Not only are consumers fed up with the constant hassles of fraud, but the rapidly evolving Internet of Things demands seamless and secure payments to move forward, said Bob Reany, Mastercard’s executive vice president of identity solutions.

“We’ve seen a huge proliferation of innovation around payments identity recently, with lots of breakthroughs around biometrics and device identification, but it’s resulted in a sort of firehose of innovation that’s made it hard for banks, payment networks and merchants to agree on an approach they can build out and standardize,” Reany said.

Mastercard was an early advocate of payment identity solutions leveraging facial recognition, a method that’s gaining broader traction now with the emergence of the iPhone X and its built-in Face ID system, according to Reany.

“When Touch ID came out, everyone said fingerprints were the way to go for payments authentication, but we bet on facial and iris recognition because it offered more data points and less friction, and it looks like time is proving us right on that one,” he said.
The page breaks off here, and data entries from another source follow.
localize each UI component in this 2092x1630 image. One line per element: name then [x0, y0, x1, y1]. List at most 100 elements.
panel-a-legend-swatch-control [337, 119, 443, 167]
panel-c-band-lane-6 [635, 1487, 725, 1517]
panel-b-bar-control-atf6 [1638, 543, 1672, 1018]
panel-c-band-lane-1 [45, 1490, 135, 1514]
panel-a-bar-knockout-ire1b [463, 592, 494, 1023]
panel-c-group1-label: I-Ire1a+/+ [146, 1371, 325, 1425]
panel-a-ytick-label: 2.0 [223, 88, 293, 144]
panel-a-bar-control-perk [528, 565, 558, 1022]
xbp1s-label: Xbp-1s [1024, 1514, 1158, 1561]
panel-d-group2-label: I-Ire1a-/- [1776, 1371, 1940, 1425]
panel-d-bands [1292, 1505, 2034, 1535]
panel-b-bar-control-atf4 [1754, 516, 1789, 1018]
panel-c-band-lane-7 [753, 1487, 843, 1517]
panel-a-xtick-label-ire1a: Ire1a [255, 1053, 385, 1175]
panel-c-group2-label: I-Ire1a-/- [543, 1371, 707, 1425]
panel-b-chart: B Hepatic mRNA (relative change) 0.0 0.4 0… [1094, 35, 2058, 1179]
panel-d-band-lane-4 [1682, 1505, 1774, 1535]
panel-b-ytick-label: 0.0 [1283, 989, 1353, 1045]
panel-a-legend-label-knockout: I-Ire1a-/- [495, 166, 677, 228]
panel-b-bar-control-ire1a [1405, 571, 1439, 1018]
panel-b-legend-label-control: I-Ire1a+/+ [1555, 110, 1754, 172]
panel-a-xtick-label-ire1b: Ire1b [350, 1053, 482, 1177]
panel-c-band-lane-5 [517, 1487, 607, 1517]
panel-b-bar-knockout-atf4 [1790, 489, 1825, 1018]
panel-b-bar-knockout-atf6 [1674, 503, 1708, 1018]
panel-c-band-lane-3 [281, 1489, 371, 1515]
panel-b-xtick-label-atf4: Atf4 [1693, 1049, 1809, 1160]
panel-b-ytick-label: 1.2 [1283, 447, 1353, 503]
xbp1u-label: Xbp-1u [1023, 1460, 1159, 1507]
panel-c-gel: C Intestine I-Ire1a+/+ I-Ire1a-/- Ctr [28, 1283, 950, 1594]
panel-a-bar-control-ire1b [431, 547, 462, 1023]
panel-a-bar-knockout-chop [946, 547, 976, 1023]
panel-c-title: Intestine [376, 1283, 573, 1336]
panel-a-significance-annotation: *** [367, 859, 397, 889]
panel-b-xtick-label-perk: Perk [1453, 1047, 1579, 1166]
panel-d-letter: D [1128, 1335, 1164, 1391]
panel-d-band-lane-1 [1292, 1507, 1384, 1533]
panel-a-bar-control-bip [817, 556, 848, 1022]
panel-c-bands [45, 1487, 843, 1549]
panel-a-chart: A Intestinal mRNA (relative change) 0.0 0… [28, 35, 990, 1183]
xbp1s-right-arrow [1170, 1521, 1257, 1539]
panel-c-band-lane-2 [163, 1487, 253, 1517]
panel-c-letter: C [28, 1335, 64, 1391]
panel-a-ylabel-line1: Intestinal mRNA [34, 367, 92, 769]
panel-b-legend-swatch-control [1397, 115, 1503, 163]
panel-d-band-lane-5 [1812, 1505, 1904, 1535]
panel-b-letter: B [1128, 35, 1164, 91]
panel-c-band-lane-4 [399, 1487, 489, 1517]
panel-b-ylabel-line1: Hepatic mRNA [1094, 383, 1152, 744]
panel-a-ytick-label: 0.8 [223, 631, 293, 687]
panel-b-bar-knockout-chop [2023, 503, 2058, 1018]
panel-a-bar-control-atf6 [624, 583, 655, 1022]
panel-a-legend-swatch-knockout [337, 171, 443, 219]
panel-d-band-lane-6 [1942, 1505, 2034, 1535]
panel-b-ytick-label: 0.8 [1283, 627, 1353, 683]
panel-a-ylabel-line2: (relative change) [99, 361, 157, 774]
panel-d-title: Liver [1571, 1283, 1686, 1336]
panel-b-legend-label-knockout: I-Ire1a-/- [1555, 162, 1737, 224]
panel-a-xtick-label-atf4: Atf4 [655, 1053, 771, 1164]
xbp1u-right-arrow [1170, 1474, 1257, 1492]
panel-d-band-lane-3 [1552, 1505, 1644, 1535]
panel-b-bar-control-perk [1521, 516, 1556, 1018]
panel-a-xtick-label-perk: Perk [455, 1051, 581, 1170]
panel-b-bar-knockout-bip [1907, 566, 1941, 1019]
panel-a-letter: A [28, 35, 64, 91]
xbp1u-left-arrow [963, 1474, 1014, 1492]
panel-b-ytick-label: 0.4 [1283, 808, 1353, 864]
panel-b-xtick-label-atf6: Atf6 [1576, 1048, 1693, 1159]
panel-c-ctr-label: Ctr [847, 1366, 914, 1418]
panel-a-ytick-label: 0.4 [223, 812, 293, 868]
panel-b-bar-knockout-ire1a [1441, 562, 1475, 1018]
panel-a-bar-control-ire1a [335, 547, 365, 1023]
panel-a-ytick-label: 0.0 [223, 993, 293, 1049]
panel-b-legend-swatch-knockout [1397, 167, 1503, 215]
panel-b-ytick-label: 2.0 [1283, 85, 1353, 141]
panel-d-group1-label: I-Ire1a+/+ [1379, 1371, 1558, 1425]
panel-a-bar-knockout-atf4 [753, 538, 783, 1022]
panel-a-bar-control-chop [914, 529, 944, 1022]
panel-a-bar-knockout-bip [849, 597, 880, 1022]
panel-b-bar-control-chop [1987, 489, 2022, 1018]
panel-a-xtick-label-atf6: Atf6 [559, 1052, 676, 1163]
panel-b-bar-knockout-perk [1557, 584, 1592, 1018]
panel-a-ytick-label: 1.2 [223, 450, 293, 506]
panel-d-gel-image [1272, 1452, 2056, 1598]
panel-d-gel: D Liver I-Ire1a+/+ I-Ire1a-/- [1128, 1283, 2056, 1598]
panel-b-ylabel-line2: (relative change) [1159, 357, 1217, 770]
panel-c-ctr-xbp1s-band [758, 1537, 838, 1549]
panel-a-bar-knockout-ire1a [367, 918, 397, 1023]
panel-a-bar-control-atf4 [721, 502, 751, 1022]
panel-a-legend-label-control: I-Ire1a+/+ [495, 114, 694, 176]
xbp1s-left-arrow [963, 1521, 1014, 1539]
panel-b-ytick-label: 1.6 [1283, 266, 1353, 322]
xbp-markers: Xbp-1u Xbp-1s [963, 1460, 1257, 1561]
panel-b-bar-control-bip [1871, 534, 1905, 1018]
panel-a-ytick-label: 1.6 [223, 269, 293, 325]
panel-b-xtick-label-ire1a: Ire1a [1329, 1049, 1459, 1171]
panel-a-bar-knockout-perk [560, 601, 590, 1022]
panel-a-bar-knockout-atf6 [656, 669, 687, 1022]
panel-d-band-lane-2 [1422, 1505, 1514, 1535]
Facial recognition holds potential for blocking fraud by imposters, but technology continues to evolve. It’s time for payment networks, banks and device manufacturers to commit to a path forward for securing payments identity, Reany said.

The next year likely will prove pivotal for the industry if it coalesces around a solid approach to securing payments, he predicts.

“We believe Mastercard and other key payments industry players must come together in 2018 to bring forth payments identity solutions we can really scale and integrate,” Reany said.

To push its agenda on industry collaboration, Mastercard is working closely with device manufacturers like Samsung on technology to secure payments via facial recognition. It’s also working with other vendors and participating in industry work groups to reduce dependence on static data like account numbers and personal credentials, which have been compromised by widespread data breaches.

“Between dynamic transaction data, geolocation, matching modalities, plus biometrics and behavioral analytics, we have tremendous resources to improve the way we validate and authenticate consumers,” said Reany.

When the payments industry finally agrees on new technology and standards to secure payments, it will still take some time before those approaches supersede existing processes, Reany said.

“It will probably take at least two more years before we end our reliance on static data, but if we work together as an industry we can get there. Mastercard and the major payment networks are playing major roles in determining standards that work for broad security and cardholder verification,” he said.